Ask for Help and Be More Productive
I was sitting in a Starbucks the other day, having a cup of coffee, and processing email until my next appointment. There was a young woman, perhaps in her early 20s, struggling to get her coat off. As it was zipped up almost to her neck; it was difficult for her to even see the zipper. She asked the girl sitting next to her to help her unzip the coat. She tried for perhaps 5 minutes and could not solve the problem. The whole section of the store was engaged with this process, thinking they could help with their hope. So, I offered to help thinking a good tug would be the right solution. You know the situation when the zipper catches the fabric on the other side and gets jammed. I also failed to get it unzipped, partly concerned I may rip or damage the coat. So, off she went to the ladies room to try herself. A short time later, she came back with coat in hand.

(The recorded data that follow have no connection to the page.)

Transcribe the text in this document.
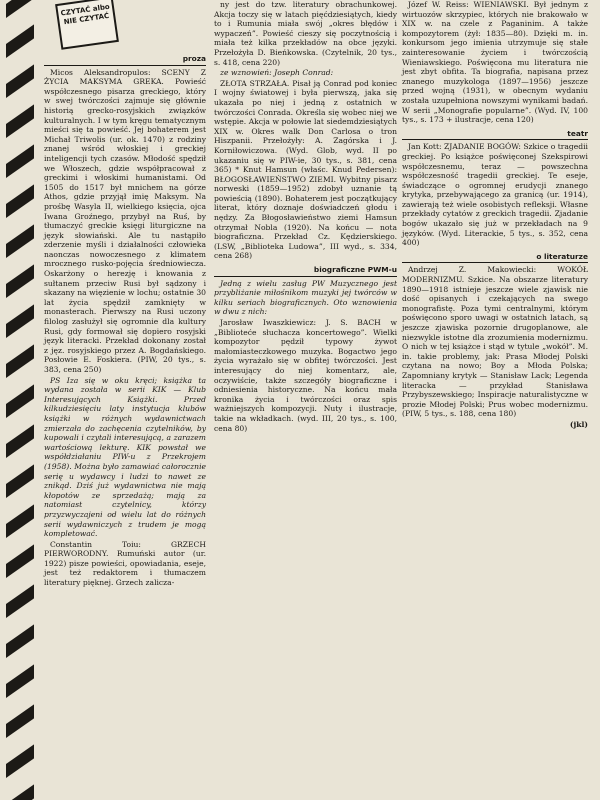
CZYTAĆ albo NIE CZYTAĆ
proza

Micos Aleksandropulos: SCENY Z ŻYCIA MAKSYMA GREKA. Powieść współczesnego pisarza greckiego, który w swej twórczości zajmuje się głównie historią grecko-rosyjskich związków kulturalnych. I w tym kręgu tematycznym mieści się ta powieść. Jej bohaterem jest Michał Triwolis (ur. ok. 1470) z rodziny znanej wśród włoskiej i greckiej inteligencji tych czasów. Młodość spędził we Włoszech, gdzie współpracował z greckimi i włoskimi humanistami. Od 1505 do 1517 był mnichem na górze Athos, gdzie przyjął imię Maksym. Na prośbę Wasyla II, wielkiego księcia, ojca Iwana Groźnego, przybył na Ruś, by tłumaczyć greckie księgi liturgiczne na język słowiański. Ale tu nastąpiło zderzenie myśli i działalności człowieka naonczas nowoczesnego z klimatem mrocznego rusko-pojęcia średniowiecza. Oskarżony o herezję i knowania z sułtanem przeciw Rusi był sądzony i skazany na więzienie w lochu; ostatnie 30 lat życia spędził zamknięty w monasterach. Pierwszy na Rusi uczony filolog zasłużył się ogromnie dla kultury Rusi, gdy formował się dopiero rosyjski język literacki. Przekład dokonany został z jęz. rosyjskiego przez A. Bogdańskiego. Posłowie E. Foskiera. (PIW, 20 tys., s. 383, cena 250)

PS Iza się w oku kręci; książka ta wydana została w serii KIK — Klub Interesujących Książki. Przed kilkudziesięciu laty instytucja klubów książki w różnych wydawnictwach zmierzała do zachęcenia czytelników, by kupowali i czytali interesującą, a zarazem wartościową lekturę. KIK powstał we współdziałaniu PIW-u z Przekrojem (1958). Można było zamawiać całorocznie serię u wydawcy i ludzi to nawet ze znikąd. Dziś już wydawnictwa nie mają kłopotów ze sprzedażą; mają za natomiast czytelnicy, którzy przyzwyczajeni od wielu lat do różnych serii wydawniczych z trudem je mogą kompletować.

Constantin Toiu: GRZECH PIERWORODNY. Rumuński autor (ur. 1922) pisze powieści, opowiadania, eseje, jest też redaktorem i tłumaczem literatury pięknej. Grzech zalicza-

ny jest do tzw. literatury obrachunkowej. Akcja toczy się w latach pięćdziesiątych, kiedy to i Rumunia miała swój „okres błędów i wypaczeń”. Powieść cieszy się poczytnością i miała też kilka przekładów na obce języki. Przełożyła D. Bieńkowska. (Czytelnik, 20 tys., s. 418, cena 220)

ze wznowień: Joseph Conrad:

ZŁOTA STRZAŁA. Pisał ją Conrad pod koniec I wojny światowej i była pierwszą, jaka się ukazała po niej i jedną z ostatnich w twórczości Conrada. Określa się wobec niej we wstępie. Akcja w połowie lat siedemdziesiątych XIX w. Okres walk Don Carlosa o tron Hiszpanii. Przełożyły: A. Zagórska i J. Korniłowiczowa. (Wyd. Glob, wyd. II po ukazaniu się w PIW-ie, 30 tys., s. 381, cena 365) * Knut Hamsun (właśc. Knud Pedersen): BŁOGOSŁAWIEŃSTWO ZIEMI. Wybitny pisarz norweski (1859—1952) zdobył uznanie tą powieścią (1890). Bohaterem jest początkujący literat, który doznaje doświadczeń głodu i nędzy. Za Błogosławieństwo ziemi Hamsun otrzymał Nobla (1920). Na końcu — nota biograficzna. Przekład Cz. Kędzierskiego. (LSW, „Biblioteka Ludowa”, III wyd., s. 334, cena 268)

biograficzne PWM-u

Jedną z wielu zasług PW Muzycznego jest przybliżanie miłośnikom muzyki jej twórców w kilku seriach biograficznych. Oto wznowienia w dwu z nich:

Jarosław Iwaszkiewicz: J. S. BACH w „Biblioteće słuchacza koncertowego”. Wielki kompozytor pędził typowy żywot małomiasteczkowego muzyka. Bogactwo jego życia wyrażało się w obfitej twórczości. Jest interesujący do niej komentarz, ale, oczywiście, także szczegóły biograficzne i odniesienia historyczne. Na końcu mała kronika życia i twórczości oraz spis ważniejszych kompozycji. Nuty i ilustracje, takie na wkładkach. (wyd. III, 20 tys., s. 100, cena 80)

Józef W. Reiss: WIENIAWSKI. Był jednym z wirtuozów skrzypiec, których nie brakowało w XIX w. na czele z Paganinim. A także kompozytorem (żył: 1835—80). Dzięki m. in. konkursom jego imienia utrzymuje się stałe zainteresowanie życiem i twórczością Wieniawskiego. Poświęcona mu literatura nie jest zbyt obfita. Ta biografia, napisana przez znanego muzykologa (1897—1956) jeszcze przed wojną (1931), w obecnym wydaniu została uzupełniona nowszymi wynikami badań. W serii „Monografie popularne”. (Wyd. IV, 100 tys., s. 173 + ilustracje, cena 120)

teatr

Jan Kott: ZJADANIE BOGÓW: Szkice o tragedii greckiej. Po książce poświęconej Szekspirowi współczesnemu, teraz — powszechna współczesność tragedii greckiej. Te eseje, świadczące o ogromnej erudycji znanego krytyka, przebywającego za granicą (ur. 1914), zawierają też wiele osobistych refleksji. Własne przekłady cytatów z greckich tragedii. Zjadanie bogów ukazało się już w przekładach na 9 języków. (Wyd. Literackie, 5 tys., s. 352, cena 400)

o literaturze

Andrzej Z. Makowiecki: WOKÓŁ MODERNIZMU. Szkice. Na obszarze literatury 1890—1918 istnieje jeszcze wiele zjawisk nie dość opisanych i czekających na swego monografistę. Poza tymi centralnymi, którym poświęcono sporo uwagi w ostatnich latach, są jeszcze zjawiska pozornie drugoplanowe, ale niezwykle istotne dla zrozumienia modernizmu. O nich w tej książce i stąd w tytule „wokół”. M. in. takie problemy, jak: Prasa Młodej Polski czytana na nowo; Boy a Młoda Polska; Zapomniany krytyk — Stanisław Lack; Legenda literacka — przykład Stanisława Przybyszewskiego; Inspiracje naturalistyczne w prozie Młodej Polski; Prus wobec modernizmu. (PIW, 5 tys., s. 188, cena 180)

(jkl)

This got me thinking about the leadership lesson here -- Know when to ask for help. She was probably sitting alone for less than two minutes before she reached out and asked for help. She could have sat there in agony, sweating, and uncomfortable. The problem would have stayed on her mind, distracted her from what she was trying to do, and ultimately negatively impacted her productivity for a much longer period of time.
Why ask for help? There are three key reasons why you should ask for help at the right time. (1) You will solve the problem more quickly. There is only so much you will be able to do on your own. (2) Asking for help makes you feel better knowing that you have people that you trust and can rely on for help. (3) You will build stronger relationships when you ask others to help you. People feel better when they can offer their help.
When to ask for help? Technology leaders deal with a great deal of complexity in their work -- all the normal complexities of leadership, productivity, and high performing teams along with the complexities and speed of technology. So, knowing when to ask for thelp can be a challenge. Here are a few signs that you are ready to ask:
- You have tried a number of solutions on your own without success
- The situation will get worse if you wait
- You are frustrated with the lack of solution
Who to ask? Don't discriminate -- you can ask your team, your peers, your managers, your coach. A good coach will help you think about the problem in a way that you have not thought about it before. A good coach is a good thinking partner. It is wise to identify two or three key partners from the groups above to start with.
You never know who may have some insights or experience to help you, or may know someone that does.
How to ask for help? The way you bring the problem forward can influence the help you get. You have an opportunity to increase credibility with the way you ask for help. So first, frame the problem in such a way that it is clear what you are talking about. Next, describe what you have already done. This will show your creativity and commitment to solving the problem, and avoid re-covering ground you already have. Third, be very clear about what you are asking. For example, it would be better to ask, "what are some ways you have dealt with similar situations," or "who do you know that has some experience with this". Finally, listen and accept the suggestions without trying to filter or responding, "yeah, but".
This is such an empowering act, to have the confidence in yourself to reach out and get others involved in your struggle, build strong relationships, and improve your productivity as a result.
To finish the coat story, I asked, "how did you get the coat off?" The young woman responded that she gave it a good strong tug and the zipper released. She ended up resolving it herself, largely due to the help had she already received.
Don's Coaching Questions
- What problem do you need help with?
- Who can you ask to help you?
- How can you frame the problem and ask for specific help?